IATI Dashboard & Data quality - your views welcome

(Dale Potter) #1

I have been asked to scope out improvements to the IATI Dashboard and am keen to hear the community’s views on this tool.

We are particularly interested in how we can help publishers to understand their data quality.

Currently, all current IATI publishers have a page which offers an overview of their data (example page for the UK Department for International Development). This page is has the following sections:

  • Headlines - Overview of data by this publisher (number of files, IATI versions used, etc). Plus graphs showing the number of activities/activity files/organisation files/total file size over time
  • Data Quality - summary of automated issues found, for example Files Failing Validation
  • Financial - counts the number of budgets published, together with aggregated totals
  • Exploring Data
    • Files - Overview of all publisher’s files, showing the number of activities contained, file size and version
    • Codelist values - summary of the codelist values used for each element used by this publisher
    • Elements and Attributes published - shows counts for how often the IATI schema is used by this publisher, and details which of their files

Questions for publishers/data users:

We are keen to hear your thoughts, some questions to get you thinking:

  • Which of the above components (if any) do publishers/data users find most useful?
  • Which of the above components (if any) do publishers/data users find least useful?
  • Is there any data which should be presented in a different way? Or should the page have a different look and feel in general?
  • Are there other aspects to data quality that should also be included? Can you demonstrate how this would make a difference to you?
  • How often do you use the dashboard? Would this change if different data/format was available?
  • Is the page fine as it is? In which case, are there other things which you would suggest we should improve instead?

At present, we are in the scoping phase and timescales for development have not been fully defined, but we are keen to hear your views to inform our thinking on how much priority should be assigned to this.

Data Quality Issues
(Vincent van 't Westende) #2

Hi Dale,

First of all I have to say the dashboard is a great tool and I use it a lot! As a data user it provides me the necessary meta on datasets / fields used. Very handy when developing data portals. As maintainer of OIPA it provides me with an easy way to cross-check my findings.

The components I find most useful: The headline overview table, Exploring data components, the table of contents to get to those exploring data components which are at the bottom of the page.

The components I find least useful: All the headline graphs (they are useful, but only for use cases that don’t happen very often), Financial, Data quality (XSD validation is not enough for my use cases).

The presentation of all components is ok for me, no suggestions on that.

The thing that could use improvement is the data quality component.

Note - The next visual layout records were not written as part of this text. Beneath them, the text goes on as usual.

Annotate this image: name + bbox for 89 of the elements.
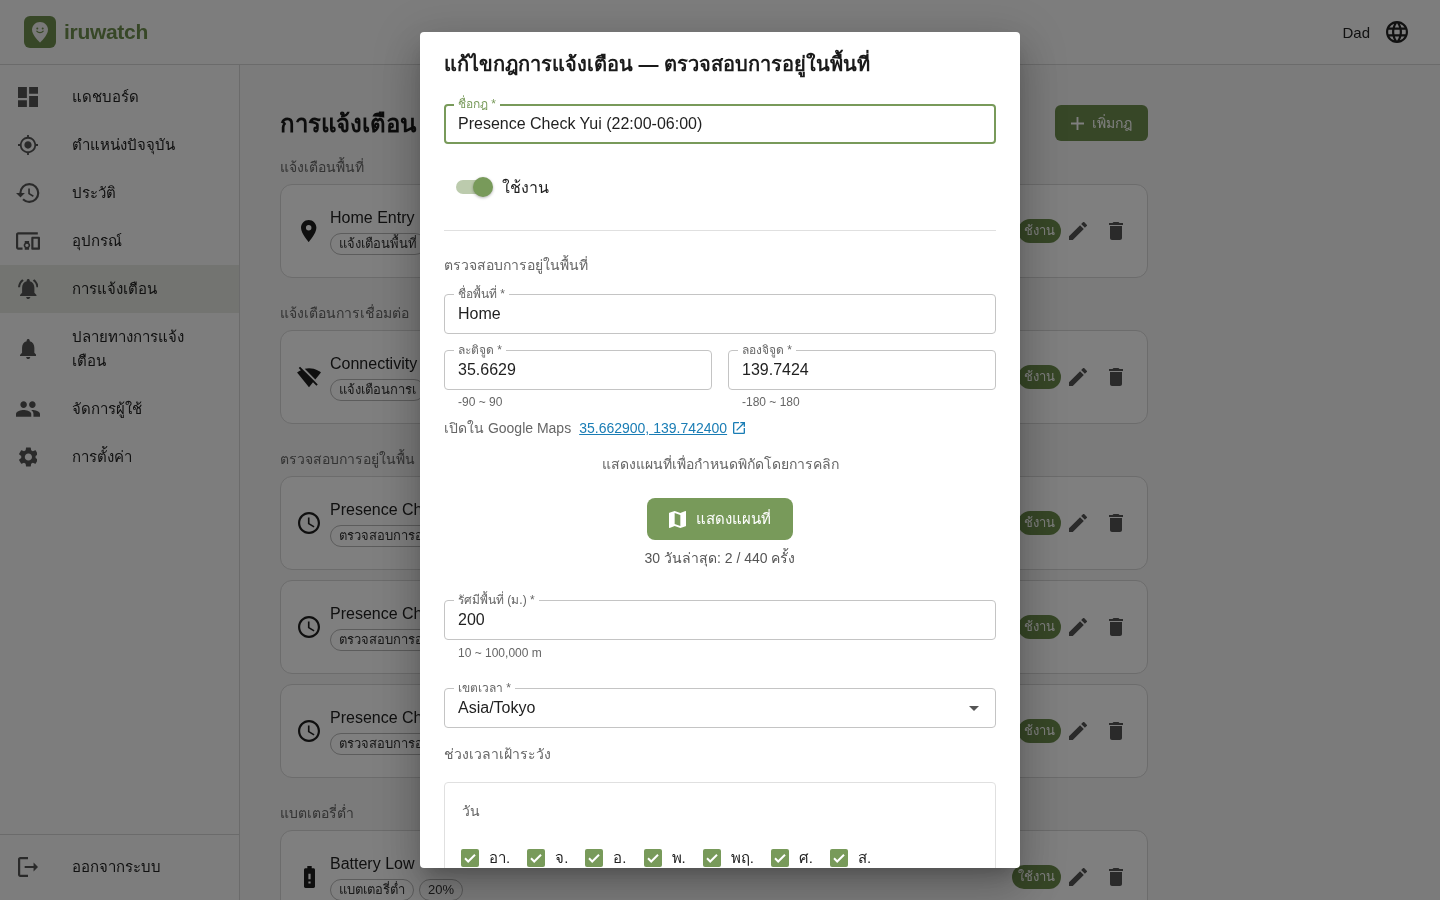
- helper-text: -90 ~ 90: [457, 394, 504, 410]
- helper-text: -180 ~ 180: [741, 394, 801, 410]
- people-icon: [16, 399, 40, 419]
- pencil-icon: [1069, 222, 1087, 240]
- external-link-icon: [733, 422, 746, 434]
- rule-name: Battery Low: [330, 854, 415, 874]
- sidebar-item[interactable]: อุปกรณ์: [0, 217, 239, 265]
- usage-stats: 30 วันล่าสุด: 2 / 440 ครั้ง: [644, 548, 796, 568]
- status-tag: ช้งาน: [1018, 615, 1061, 639]
- clock-icon: [298, 616, 320, 638]
- devices-icon: [16, 231, 40, 251]
- clock-icon: [298, 512, 320, 534]
- toggle-switch[interactable]: [456, 177, 493, 197]
- history-icon: [16, 183, 40, 203]
- coordinates-link[interactable]: 35.662900, 139.742400: [579, 418, 746, 438]
- trash-icon: [1109, 618, 1123, 636]
- sidebar-item[interactable]: ปลายทางการแจ้งเตือน: [0, 313, 239, 385]
- sidebar-item[interactable]: การตั้งค่า: [0, 433, 239, 481]
- checkbox-label[interactable]: พฤ.: [730, 846, 754, 868]
- checkbox[interactable]: [585, 849, 604, 867]
- settings-icon: [18, 447, 38, 467]
- sidebar-item[interactable]: แดชบอร์ด: [0, 73, 239, 121]
- checkbox-label[interactable]: ศ.: [798, 846, 814, 868]
- status-tag: ช้งาน: [1018, 511, 1061, 535]
- checkbox-label[interactable]: พ.: [671, 846, 686, 868]
- trash-icon: [1109, 868, 1123, 886]
- dashboard-icon: [18, 87, 38, 107]
- trash-icon: [1109, 222, 1123, 240]
- field-label: ละติจูด *: [454, 342, 506, 358]
- app-name: iruwatch: [64, 20, 148, 44]
- section-label: แบตเตอรี่ต่ำ: [280, 803, 354, 823]
- field-label: รัศมีพื้นที่ (ม.) *: [454, 592, 539, 608]
- user-name: Dad: [1342, 23, 1370, 41]
- rule-name: Connectivity: [330, 354, 418, 374]
- page-title: การแจ้งเตือน: [280, 108, 416, 139]
- sidebar-item[interactable]: การแจ้งเตือน: [0, 265, 239, 313]
- map-hint: แสดงแผนที่เพื่อกำหนดพิกัดโดยการคลิก: [601, 454, 839, 474]
- checkbox[interactable]: [527, 849, 546, 867]
- battery-alert-icon: [303, 866, 315, 888]
- checkbox[interactable]: [830, 849, 849, 867]
- sidebar-item[interactable]: จัดการผู้ใช้: [0, 385, 239, 433]
- field-label: ชื่อกฎ *: [454, 96, 500, 112]
- trash-icon: [1109, 368, 1123, 386]
- ringing-bell-icon: [17, 279, 39, 299]
- logout-item[interactable]: ออกจากระบบ: [0, 843, 239, 891]
- bell-icon: [19, 339, 37, 359]
- wifi-off-icon: [297, 366, 321, 388]
- checkbox-label[interactable]: อ.: [613, 846, 627, 868]
- logo-icon: [24, 16, 56, 48]
- map-icon: [669, 510, 686, 528]
- trash-icon: [1109, 722, 1123, 740]
- sidebar-item[interactable]: ประวัติ: [0, 169, 239, 217]
- pencil-icon: [1069, 368, 1087, 386]
- dialog-title: แก้ไขกฎการแจ้งเตือน — ตรวจสอบการอยู่ในพื้นที่: [444, 50, 996, 78]
- trash-icon: [1109, 514, 1123, 532]
- pencil-icon: [1069, 514, 1087, 532]
- pencil-icon: [1069, 618, 1087, 636]
- checkbox[interactable]: [770, 849, 789, 867]
- checkbox-label[interactable]: จ.: [555, 846, 569, 868]
- status-tag: ช้งาน: [1018, 219, 1061, 243]
- checkbox[interactable]: [643, 849, 662, 867]
- section-label: แจ้งเตือนพื้นที่: [280, 157, 364, 177]
- clock-icon: [298, 720, 320, 742]
- status-tag: ช้งาน: [1018, 365, 1061, 389]
- pencil-icon: [1069, 722, 1087, 740]
- checkbox[interactable]: [461, 849, 479, 867]
- pencil-icon: [1069, 868, 1087, 886]
- section-label: แจ้งเตือนการเชื่อมต่อ: [280, 303, 409, 323]
- days-label: วัน: [461, 802, 480, 821]
- helper-text: 10 ~ 100,000 m: [457, 645, 543, 661]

XSD validation just covers the basics, there’s more in-depth validation to check. Here’s everything I can think of now:

  • Are all used codelist values on the accompanying codelist. this is already displayed on the dashboard at Exploring data -> Codelist value, but that ‘Values not on codelist’ column should lead to data quality issues in the data quality component.

  • Check if defaults are set when data is omitted. For example; according to my data there’s over 500,000 narratives (in 519 files) that don’t have a language nor default language set. Strictly taken this is a violation of this rule and those narratives should be invalidated; http://iatistandard.org/201/activity-standard/iati-activities/iati-activity/#iati-activities-iati-activity-xml-lang (Correct me if I’m wrong here! ).

  • For a data publisher it would be useful to know where these errors happen, so to have an iati-identifier and/or xml line number.

  • For a data journalist/scientist it might be useful to have aggregated numbers on these errors? Not sure on this one.

I consider it quite concerning to IATI that there’s hidden errors in the data of publishers since it leads to incomparable data. Here’s an example, which is quite a bad example because its not hidden nor do their files validate the XSD, but it demonstrates a bad practice caused by bad data.

The policy markers of the EC-DEVCO all have a zero prepended to their code; http://dashboard.iatistandard.org/publisher/ec-devco.html#p_codelists

This leads to all 300,976 policy markers to be invalid. Meanwhile, I can find those activities through filtering policy markers on the EU Aid Explorer; https://euaidexplorer.ec.europa.eu/SearchPageAction.do

So instead of getting DEVCO to correct the error in the data, the developers on the EU Aid Explorer started to cheat the standard and wrote something to make them valid policy markers. Obviously this leads to IATI dialects and incomparable data.
I also saw an example last week where these kind of things happen on the transactions receiver/provider, and thats an even bigger problem. Then not only comparability but also traceability would become impossible without cheating. Note to developers; try to never cheat the standard on purpose! I know that sounds impossible in some cases, but it really shouldn’t be your problem and in the end its bad for everyone.

Recently I’ve been working on making OIPA’s validation errors more transparent. This provides some of the functionality I just described that’s not in the IATI Dashboard yet. I’m thinking about creating a small tool to display it, first reason is awareness and it not fully being shown on the IATI Dashboard yet. Second reason is that people can point me at errors we make in OIPA, though I hope thats not the case too often. For both reasons it would be great if this would also be possible through the IATI Dashboard. That would provide us both a cross-check to improve our tools, and in the end provide data publishers with better tools to get technically high quality IATI files.